Norman Lamb accuses Whitehall of holding Norfolk back

PUBLISHED: 13:44 13 November 2017 | UPDATED: 13:44 13 November 2017

Norman Lamb MP Byline: Sonya Duncan Copyright: Archant 2017

Norman Lamb MP Byline: Sonya Duncan Copyright: Archant 2017


An MP has revealed how he believes Norfolk could be “world class” but is held back by the “dead hand of Whitehall”.

MP Richard BaconMP Richard Bacon

And Norman Lamb even thinks the way to break the deadlock over the future of local government in Norfolk could be a referendum.

Speaking as this paper reignited the debate over the future of services in the county he backed radical changes that could see Norfolk’s current councils reduced to just two.

Liberal Democrat Mr Lamb also called for an elected mayor for the county who would have “significant” powers.

And his backing for a major shake-up was mirrored by Conservatives Liz Truss and Richard Bacon.

South West Norfolk MP Elizabeth Truss. Picture: Ian BurtSouth West Norfolk MP Elizabeth Truss. Picture: Ian Burt

Mr Lamb said: “The Boundary Commission told me there is evidence that larger councils deliver better services and the reason is that you can recruit the best people. My view is that we should have one or two councils in Norfolk and a mayor with significantly devolved power.

“We are the most centralised country in Europe apart from Malta – and they have good reason, they are quite small. The power and money resides in Whitehall so if we want to do anything in Norfolk we have to ask permission and they usually say ‘no’.

“I want to see Norfolk have control over its destiny, I want to see Norfolk have far more power to raise money and to be able to decide how it is spent and decide what our priorities are. We could take control to deliver the best schools in the country, to deliver the best integrated health system, the best support for dynamic new businesses. We could become world class but we are held back by the dead hand of Whitehall.

“A Norfolk assembly and an elected mayor would give the county real clout and I think the public would support an approach that seeks to maximise the value for money we get in the way our services are run.

“There are some people who have legitimate concerns about the size of a single council so I would consider an east west split. Within those councils you could have area committees and even involve decision making at parish level. But big strategic decisions would be made by a powerful Norfolk body with the ability to determine the future of our county.

“I would strongly favour asking the public.

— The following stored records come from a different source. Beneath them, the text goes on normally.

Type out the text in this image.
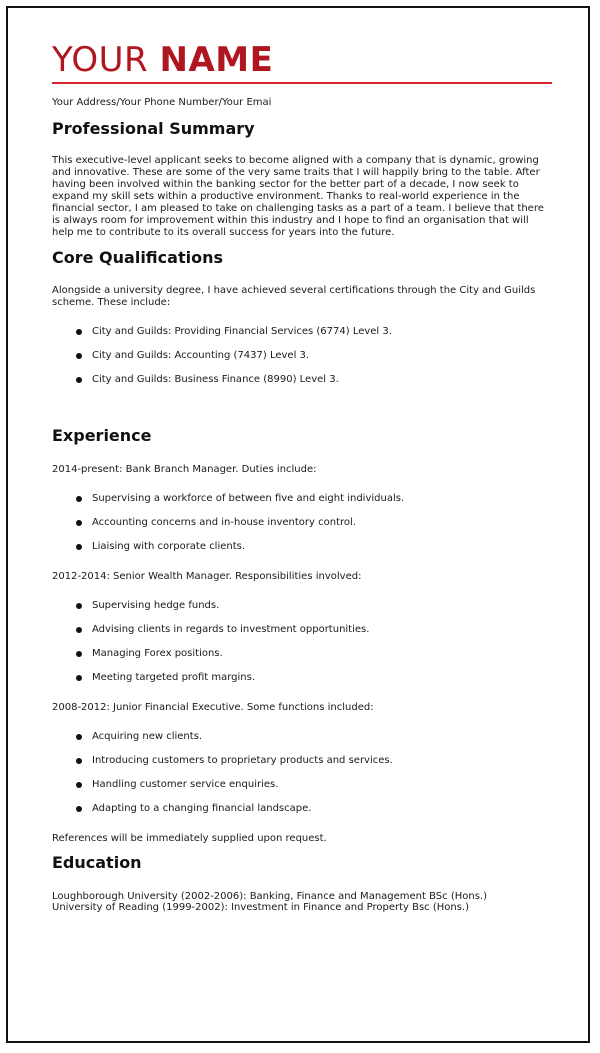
YOUR NAME
Your Address/Your Phone Number/Your Emai
Professional Summary

This executive-level applicant seeks to become aligned with a company that is dynamic, growing and innovative. These are some of the very same traits that I will happily bring to the table. After having been involved within the banking sector for the better part of a decade, I now seek to expand my skill sets within a productive environment. Thanks to real-world experience in the financial sector, I am pleased to take on challenging tasks as a part of a team. I believe that there is always room for improvement within this industry and I hope to find an organisation that will help me to contribute to its overall success for years into the future.

Core Qualifications

Alongside a university degree, I have achieved several certifications through the City and Guilds scheme. These include:

City and Guilds: Providing Financial Services (6774) Level 3.
City and Guilds: Accounting (7437) Level 3.
City and Guilds: Business Finance (8990) Level 3.
Experience

2014-present: Bank Branch Manager. Duties include:

Supervising a workforce of between five and eight individuals.
Accounting concerns and in-house inventory control.
Liaising with corporate clients.

2012-2014: Senior Wealth Manager. Responsibilities involved:

Supervising hedge funds.
Advising clients in regards to investment opportunities.
Managing Forex positions.
Meeting targeted profit margins.

2008-2012: Junior Financial Executive. Some functions included:

Acquiring new clients.
Introducing customers to proprietary products and services.
Handling customer service enquiries.
Adapting to a changing financial landscape.

References will be immediately supplied upon request.

Education
Loughborough University (2002-2006): Banking, Finance and Management BSc (Hons.)
University of Reading (1999-2002): Investment in Finance and Property Bsc (Hons.)
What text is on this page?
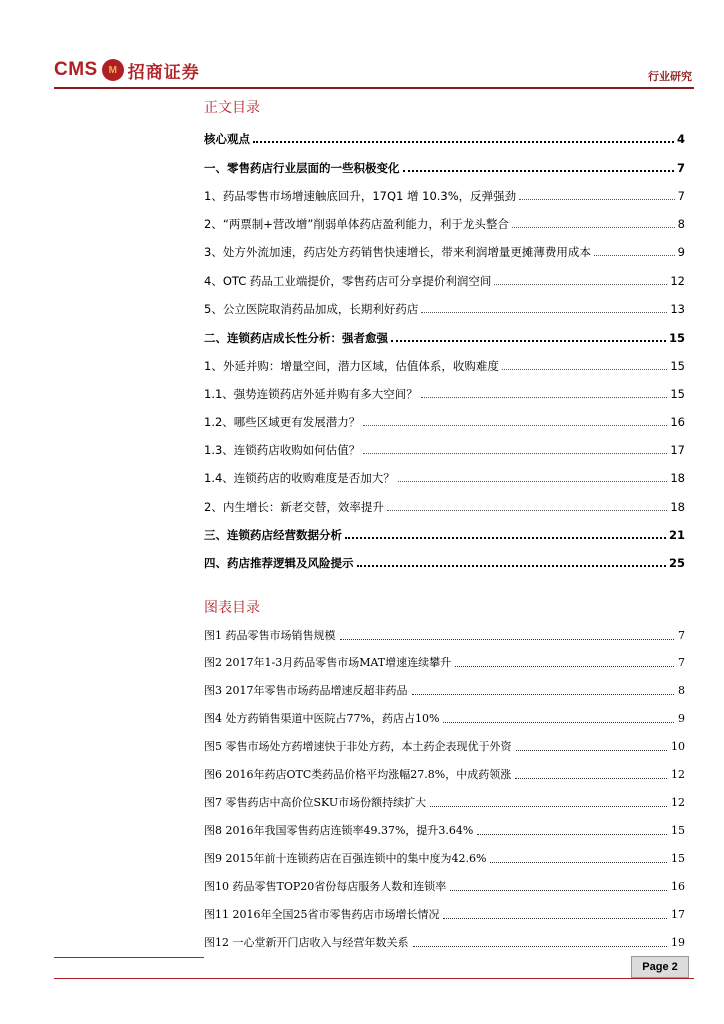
CMS M 招商证券	行业研究
正文目录
核心观点	4
一、零售药店行业层面的一些积极变化	7
1、药品零售市场增速触底回升，17Q1 增 10.3%，反弹强劲	7
2、“两票制+营改增”削弱单体药店盈利能力，利于龙头整合	8
3、处方外流加速，药店处方药销售快速增长，带来利润增量更摊薄费用成本	9
4、OTC 药品工业端提价，零售药店可分享提价利润空间	12
5、公立医院取消药品加成，长期利好药店	13
二、连锁药店成长性分析：强者愈强	15
1、外延并购：增量空间，潜力区域，估值体系，收购难度	15
1.1、强势连锁药店外延并购有多大空间？	15
1.2、哪些区域更有发展潜力？	16
1.3、连锁药店收购如何估值？	17
1.4、连锁药店的收购难度是否加大？	18
2、内生增长：新老交替，效率提升	18
三、连锁药店经营数据分析	21
四、药店推荐逻辑及风险提示	25
图表目录
图1 药品零售市场销售规模	7
图2 2017年1-3月药品零售市场MAT增速连续攀升	7
图3 2017年零售市场药品增速反超非药品	8
图4 处方药销售渠道中医院占77%，药店占10%	9
图5 零售市场处方药增速快于非处方药，本土药企表现优于外资	10
图6 2016年药店OTC类药品价格平均涨幅27.8%，中成药领涨	12
图7 零售药店中高价位SKU市场份额持续扩大	12
图8 2016年我国零售药店连锁率49.37%，提升3.64%	15
图9 2015年前十连锁药店在百强连锁中的集中度为42.6%	15
图10 药品零售TOP20省份每店服务人数和连锁率	16
图11 2016年全国25省市零售药店市场增长情况	17
图12 一心堂新开门店收入与经营年数关系	19
Page 2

A referendum could be used or citizens’ juries. Not just a public consultation, a genuine democratic exercise. I am open-minded about what form that takes but I have no difficulty in properly involving the public.”

MP for South West Norfolk Liz Truss agreed that two super councils could be a way forward: “I do believe reforms can be made to local government. The different layers with differing responsibilities are confusing for the public and an increased burden on the tax payer.

“We have fantastic councillors working hard for the people of Norfolk however this can be frustrated, as well as time consuming and costly, by the fact one council does not deal with all the services in the area.

“My preferred option would be two unitary authorities, east and west, this would create two manageable councils that are able to serve their local residents.”

South Norfolk MP Richard Bacon, whose “How Should Norfolk Grow?” initiative has held several events in Norfolk in the last two years to discuss what good growth should look like, added: “The current system feels rather sclerotic. We have 414 councillors in Norfolk and that does not include the parish councillors.

“With a more streamlined system we could probably pay councillors and not spend any more money in total. To change a simple speed limit can take the County Council several years and cost tens of thousands of pounds. Local town and parish councils – who know their local patch best – often feel they don’t have enough say over what happens in their own immediate areas.

“The main planning function sits with relatively small district councils that are fearful of taking on a supermarket or a house builder because they are scared of the big legal fees for a public inquiry.

“This is not how you would design a system to bring forward great places for people to live in. It is no one’s fault but we can do better.

“We need an approach that makes sure that we have enough housing for everyone, especially young people many of whom have simply given up on having their own place, and we need to bring forward housing in a way that commands support. That means local people need to have the biggest say over what gets built, where it gets built, what it looks like and who has the first chance to live there. We need to make sure we have the investment in skills for the jobs of the future, especially in the digital economy. Obviously that means having excellent broadband and a good mobile signal everywhere. We need great rail links and better roads. The current local government system will only deliver these things slowly, if ever.

“In some shape or form we need to streamline things. You could have a unitary council with transport, housing, planning, economic regeneration, police, fire and emergency planning - and perhaps even the plethora of different NHS bodies – under the authority of a directly-elected mayor or county commissioner, to drive forward a vision for improving the county and delivering better value for hard-pressed taxpayers and residents. Personally, I think it would be a good idea for local people to seize the initiative and shape the future they want to see rather than having something foisted upon them.”